Театр был крохотный, мест на полтораста, тут находили себе пристанище, как правило, авангардистские товарищества молодых и упрямо бьющихся за место под солнцем актеров.
Прошли лето, осень, стоял уже октябрь, англичане слали письмо за письмом, Бенедиктов ходил с этими письмами по различным инстанциям и кабинетам, обивал пороги, день премьеры приближался, наступил, прошел, но он тем не менее не сдавался и, наконец, написал письмо и попросился на прием к начальнику управления внешних связей Министерства культуры Борису Севастьяновичу Бокову.
Через несколько дней он позвонил Бокову, тот оказался у телефона и ответил ему, что в курсе дела и готов принять его хоть завтра, часа в три.

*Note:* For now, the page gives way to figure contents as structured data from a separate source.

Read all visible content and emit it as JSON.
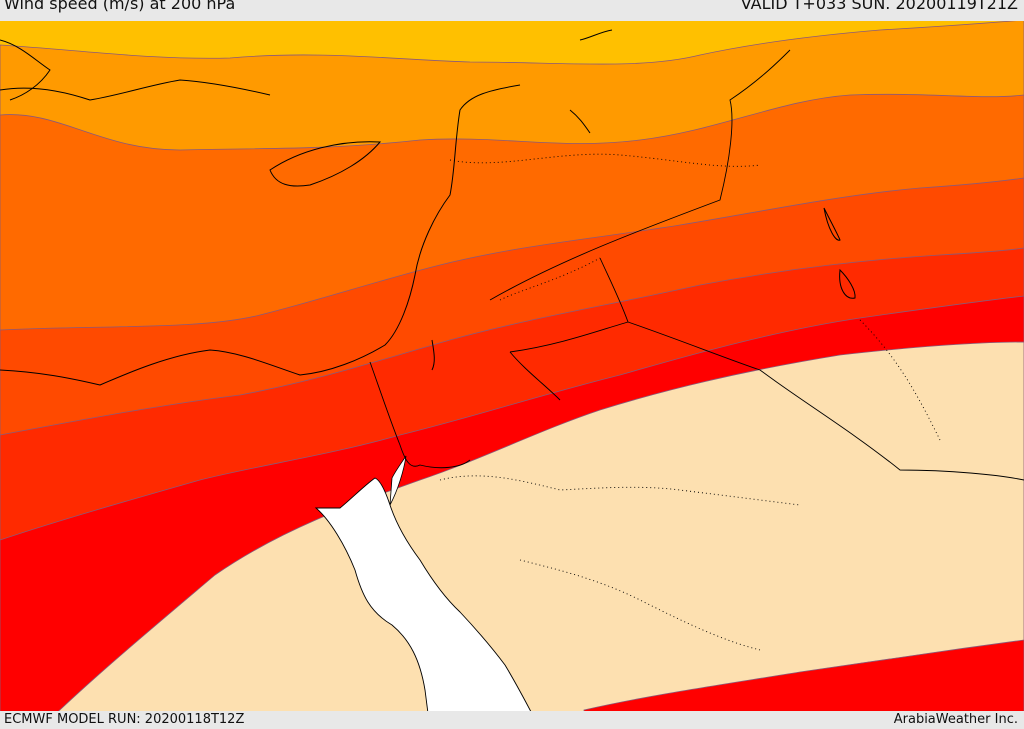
{
  "header": {
    "title": "Wind speed (m/s) at 200 hPa",
    "valid": "VALID T+033 SUN. 20200119T21Z"
  },
  "footer": {
    "model_run": "ECMWF MODEL RUN: 20200118T12Z",
    "credit": "ArabiaWeather Inc."
  },
  "palette": {
    "band_1": "#ffc000",
    "band_2": "#ff9a00",
    "band_3": "#ff6a00",
    "band_4": "#ff4a00",
    "band_5": "#ff2a00",
    "band_6": "#ff0000",
    "calm": "#fde0b0",
    "sea": "#ffffff"
  }
}
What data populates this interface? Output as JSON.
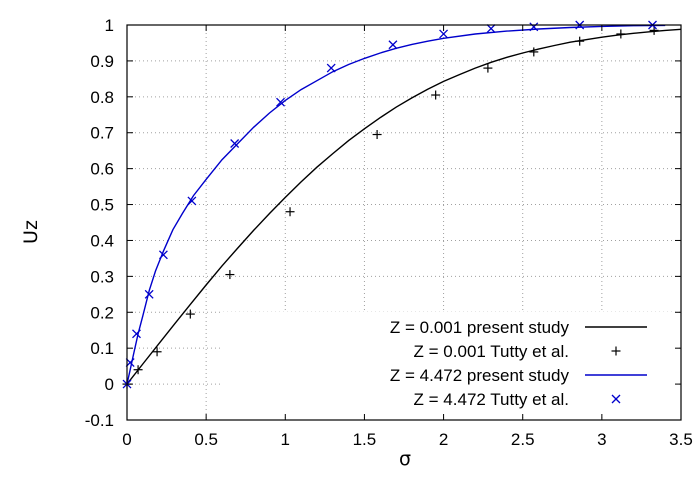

Назавтра, захватив с собой все письма и приглашения, Бенедиктов отправился на Арбат. Стояла уже поздняя осень, с низкого неба сыпала снежная крупа, наждаком шуршала по асфальту. В недавно отремонтированном сером здании министерства напротив Вахтанговского театра еще пахло краской и известкой, длиннющие, петляющие под острыми углами коридоры были безлюдны. Он поднялся на шестой этаж, долго искал дверь с нужной табличкой, постучался и, не дождавшись ответа, нажал на ручку, вошел внутрь.
За письменным столом, вполоборота к двери и повернувшись лицом к окну, сидел человек в темном костюме, с телефонной трубкой у уха. Он указал Бенедиктову рукой на стул и снова отвернулся к окну, слушая, что ему говорили по телефону и лишь время от времени повторяя: «Лады… лады…»
Когда он положил наконец трубку на рычаг и повернулся лицом, Бенедиктов разом, без колебаний узнал в нем Бориса Ивановича, старого его знакомого по Кузнецкому мосту.
«Как же мне его называть, — почему-то прежде всего пришло на ум Бенедиктову, — Борисом Ивановичем или Борисом Севастьяновичем?..»
А Иванович-Севастьянович сказал суховато, хоть и вежливо:
— Садитесь, товарищ Бенедиктов, устраивайтесь. Я вас слушаю.